Pair Corralation between Ginkgo Bioworks and Krystal Biotech
Considering the 90-day investment horizon Ginkgo Bioworks Holdings is expected to generate 2.11 times more return on investment than Krystal Biotech. However, Ginkgo Bioworks is 2.11 times more volatile than Krystal Biotech. It trades about 0.07 of its potential returns per unit of risk. Krystal Biotech is currently generating about -0.22 per unit of risk. If you would invest 1,070 in Ginkgo Bioworks Holdings on October 10, 2024 and sell it today you would earn a total of 50.00 from holding Ginkgo Bioworks Holdings or generate 4.67% return on investment over 90 days.
Time Period | 3 Months [change] |
Direction | Moves Against |
Strength | Insignificant |
Accuracy | 100.0% |
Values | Daily Returns |
Ginkgo Bioworks Holdings vs.
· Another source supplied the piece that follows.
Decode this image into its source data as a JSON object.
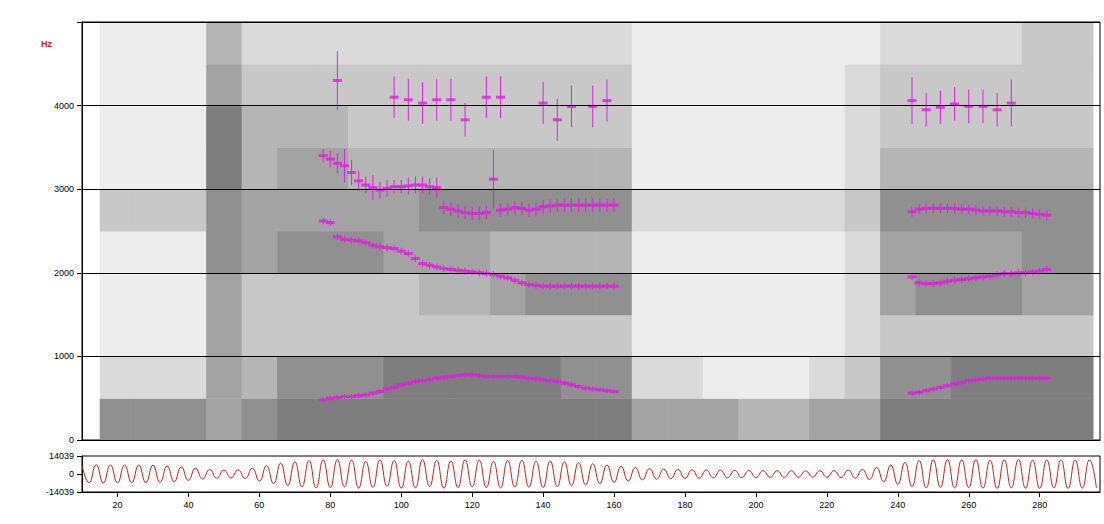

Krystal Biotech
Performance |
Timeline |
Ginkgo Bioworks Holdings |
Krystal Biotech |
Ginkgo Bioworks and Krystal Biotech Volatility Contrast
Predicted Return Density |
Returns |
Pair Trading with Ginkgo Bioworks and Krystal Biotech
The main advantage of trading using opposite Ginkgo Bioworks and Krystal Biotech positions is that it hedges away some unsystematic risk. Because of two separate transactions, even if Ginkgo Bioworks position performs unexpectedly, Krystal Biotech can make up some of the losses. Pair trading also minimizes risk from directional movements in the market. For example, if an entire industry or sector drops because of unexpected headlines, the short position in Krystal Biotech will offset losses from the drop in Krystal Biotech's long position.Ginkgo Bioworks vs. Ocean Biomedical | Ginkgo Bioworks vs. Enveric Biosciences | Ginkgo Bioworks vs. Hepion Pharmaceuticals | Ginkgo Bioworks vs. Elevation Oncology |
Krystal Biotech vs. MeiraGTx Holdings PLC | Krystal Biotech vs. Apellis Pharmaceuticals | Krystal Biotech vs. Regenxbio | Krystal Biotech vs. Rhythm Pharmaceuticals |
Check out your portfolio center.Note that this page's information should be used as a complementary analysis to find the right mix of equity instruments to add to your existing portfolios or create a brand new portfolio. You can also try the Correlation Analysis module to reduce portfolio risk simply by holding instruments which are not perfectly correlated.